Davenport has had a unique focus on urban education since beginning the CUE in 2013, providing current and aspiring educators with culturally responsive practices that can be immediately used in schools and with families. The CUE has a distinctive weekly coaching and mentoring model for its undergraduate and graduate students that readies them for the intense work in classrooms, especially ones filled with students who often have complex economic and family dynamics.

“When we focus on urban students, we end up catching everyone,” CUE Associate Dean Rhonda White explained. “When you take the time to understand each student, you reach urban, rural and suburban students. It’s just good teaching.”

And the state of Michigan is in need of good teaching. A concerning shortage of those entering the teaching profession has gotten the attention of the state legislature. This summer, lawmakers approved $66.4 million in funding for a consortium called “Talent Together.” Davenport is one of nine colleges and universities across the state that are part of this push to get talented teachers in K-12 classrooms. The influx of financial support is working. During late summer, enrollment in the CUE graduate program saw an uptick, with more than 120 new students enrolling. The undergraduate program is seeing a steady increase.

Davenport has been busy with its own efforts to address the teacher shortage, especially in STEM areas. The university has signed scholarship programs with school districts around the state. Through its Urban Education Partner School Program, the university provides scholarships for both undergraduate and graduate students pursuing degrees that will lead to teaching STEM courses in urban districts. 

White has seen how Davenport’s program changes not only the lives of students, but also the lives of the teachers who earn degrees in urban education.

“There’s a huge reward for teachers,” White said. “There is nothing like teaching a group of students and seeing that you have made a major impact.”

Bracey knows she is making an impact. Before finding her career, Bracey found challenges – lots of challenges. She had five children and was working desperately to make a better life for her family by getting a college degree. While her family gave her support and motivation, she more than understands the urban environment and the family systems that are often so strained that children need more support from their schools.

“I share the experience and lifestyle of many of my parents, whether it’s struggling at home, not having enough food; whether it’s being on the welfare system and trying to get off; whether it’s trying to make a difference and feeling like you’re stuck – I can relate,” Bracey emphasized. “I’m not afraid or ashamed to tell my story. It’s not perfect, but I’m here, and I’ve overcome a lot of obstacles. I want to be that example for my parents, my families and my students.”

Bracey understands her students and families so well that she has been promoted through the GRPS system and been honored with the university’s College of Urban Education Alumni Award.
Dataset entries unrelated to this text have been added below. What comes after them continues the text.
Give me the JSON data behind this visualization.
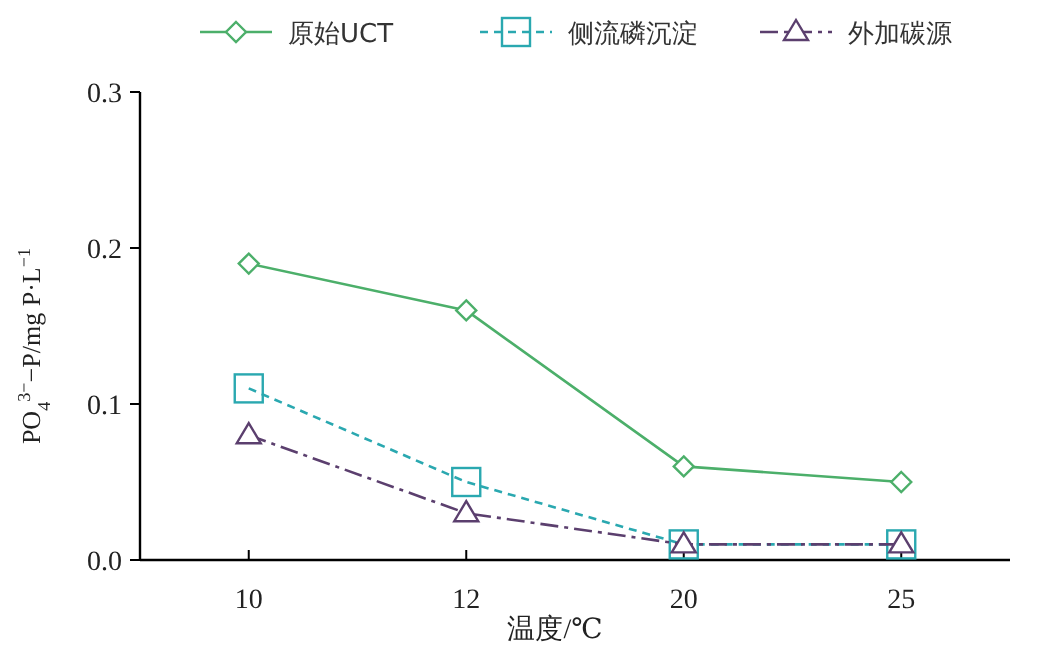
{
  "chart_data": {
    "type": "line",
    "xlabel": "温度/℃",
    "ylabel": "PO$_{4}$$^{3−}$−P/mg P·L$^{−1}$",
    "categories": [
      "10",
      "12",
      "20",
      "25"
    ],
    "ylim": [
      0,
      0.3
    ],
    "yticks": [
      {
        "value": 0,
        "label": "0.0"
      },
      0.1,
      0.2,
      0.3
    ],
    "legend": "top",
    "grid": false,
    "series": [
      {
        "name": "原始UCT",
        "color": "#4caf6a",
        "marker": "diamond",
        "line_style": "solid",
        "values": [
          0.19,
          0.16,
          0.06,
          0.05
        ]
      },
      {
        "name": "侧流磷沉淀",
        "color": "#2aa8b0",
        "marker": "square",
        "line_style": "dashed",
        "values": [
          0.11,
          0.05,
          0.01,
          0.01
        ]
      },
      {
        "name": "外加碳源",
        "color": "#5b3f6e",
        "marker": "triangle",
        "line_style": "dashdot",
        "values": [
          0.08,
          0.03,
          0.01,
          0.01
        ]
      }
    ]
  }
}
Associate Department Chair Meaghan Polega nominated Bracey.

“As a school leader, Yamaka exemplifies what the College of Urban Education is all about, helping urban students reach their fullest potential,” Polega said. “She has a commitment to students on the southeast side of Grand Rapids, and she wants them to be successful in whatever they do.”
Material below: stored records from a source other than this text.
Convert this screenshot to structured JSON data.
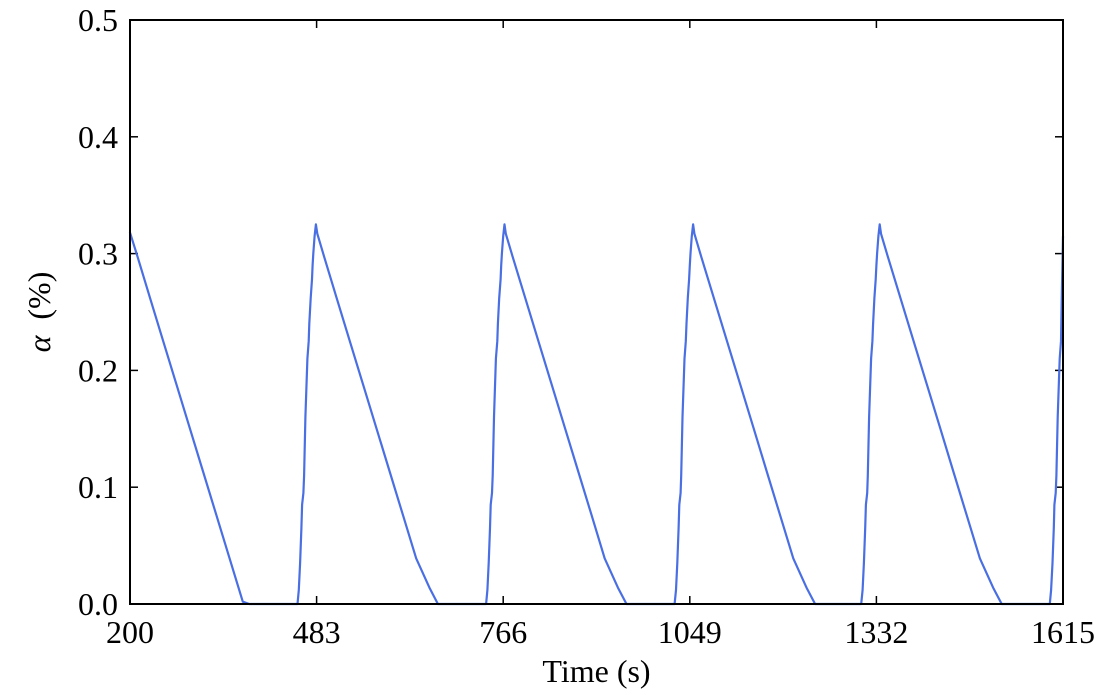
{
  "chart_data": {
    "type": "line",
    "title": "",
    "xlabel": "Time (s)",
    "ylabel_symbol": "α",
    "ylabel_unit": "(%)",
    "xlim": [
      200,
      1615
    ],
    "ylim": [
      0.0,
      0.5
    ],
    "xticks": [
      200,
      483,
      766,
      1049,
      1332,
      1615
    ],
    "xtick_labels": [
      "200",
      "483",
      "766",
      "1049",
      "1332",
      "1615"
    ],
    "yticks": [
      0.0,
      0.1,
      0.2,
      0.3,
      0.4,
      0.5
    ],
    "ytick_labels": [
      "0.0",
      "0.1",
      "0.2",
      "0.3",
      "0.4",
      "0.5"
    ],
    "grid": false,
    "line_color": "#4a6fe3",
    "series": [
      {
        "x": [
          200,
          211,
          231,
          251,
          271,
          291,
          311,
          331,
          351,
          371,
          381,
          386,
          454,
          456,
          458,
          460,
          461,
          463,
          464,
          466,
          469,
          471,
          472,
          474,
          476,
          477,
          478,
          480,
          482,
          484,
          494,
          514,
          534,
          554,
          574,
          594,
          614,
          634,
          654,
          667,
          672,
          740,
          742,
          744,
          746,
          747,
          749,
          750,
          752,
          755,
          757,
          758,
          760,
          762,
          763,
          764,
          766,
          768,
          770,
          780,
          800,
          820,
          840,
          860,
          880,
          900,
          920,
          940,
          953,
          958,
          1026,
          1028,
          1030,
          1032,
          1033,
          1035,
          1036,
          1038,
          1041,
          1043,
          1044,
          1046,
          1048,
          1049,
          1050,
          1052,
          1054,
          1056,
          1066,
          1086,
          1106,
          1126,
          1146,
          1166,
          1186,
          1206,
          1226,
          1239,
          1244,
          1309,
          1311,
          1313,
          1315,
          1316,
          1318,
          1319,
          1321,
          1324,
          1326,
          1327,
          1329,
          1331,
          1332,
          1333,
          1335,
          1337,
          1339,
          1349,
          1369,
          1389,
          1409,
          1429,
          1449,
          1469,
          1489,
          1509,
          1522,
          1527,
          1595,
          1597,
          1599,
          1601,
          1602,
          1604,
          1605,
          1607,
          1610,
          1612,
          1613,
          1615
        ],
        "y": [
          0.318,
          0.298,
          0.261,
          0.224,
          0.187,
          0.15,
          0.113,
          0.076,
          0.039,
          0.002,
          0.0,
          0.0,
          0.0,
          0.012,
          0.035,
          0.065,
          0.085,
          0.095,
          0.11,
          0.16,
          0.21,
          0.225,
          0.24,
          0.262,
          0.278,
          0.29,
          0.3,
          0.315,
          0.325,
          0.317,
          0.298,
          0.261,
          0.224,
          0.187,
          0.15,
          0.113,
          0.076,
          0.039,
          0.014,
          0.0,
          0.0,
          0.0,
          0.012,
          0.035,
          0.065,
          0.085,
          0.095,
          0.11,
          0.16,
          0.21,
          0.225,
          0.24,
          0.262,
          0.278,
          0.29,
          0.3,
          0.315,
          0.325,
          0.317,
          0.298,
          0.261,
          0.224,
          0.187,
          0.15,
          0.113,
          0.076,
          0.039,
          0.014,
          0.0,
          0.0,
          0.0,
          0.012,
          0.035,
          0.065,
          0.085,
          0.095,
          0.11,
          0.16,
          0.21,
          0.225,
          0.24,
          0.262,
          0.278,
          0.29,
          0.3,
          0.315,
          0.325,
          0.317,
          0.298,
          0.261,
          0.224,
          0.187,
          0.15,
          0.113,
          0.076,
          0.039,
          0.014,
          0.0,
          0.0,
          0.0,
          0.012,
          0.035,
          0.065,
          0.085,
          0.095,
          0.11,
          0.16,
          0.21,
          0.225,
          0.24,
          0.262,
          0.278,
          0.29,
          0.3,
          0.315,
          0.325,
          0.317,
          0.298,
          0.261,
          0.224,
          0.187,
          0.15,
          0.113,
          0.076,
          0.039,
          0.014,
          0.0,
          0.0,
          0.0,
          0.012,
          0.035,
          0.065,
          0.085,
          0.095,
          0.11,
          0.16,
          0.21,
          0.225,
          0.26,
          0.315
        ]
      }
    ]
  }
}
“That’s a fire that will never go out,” Bracey said. “Every fire needs to be fed, and that’s what Davenport did for me. They fed my fire a little bit more. Each class gave me a little bit more desire. Each class gave me a feeling of keep going, don’t quit. And when that fire felt like it was dimming, I had strong support from my instructors and from my classmates from GRPS.

“What it means for me is taking that chance to look at the whole child, and every opportunity that you get, to change the world one day at a time.”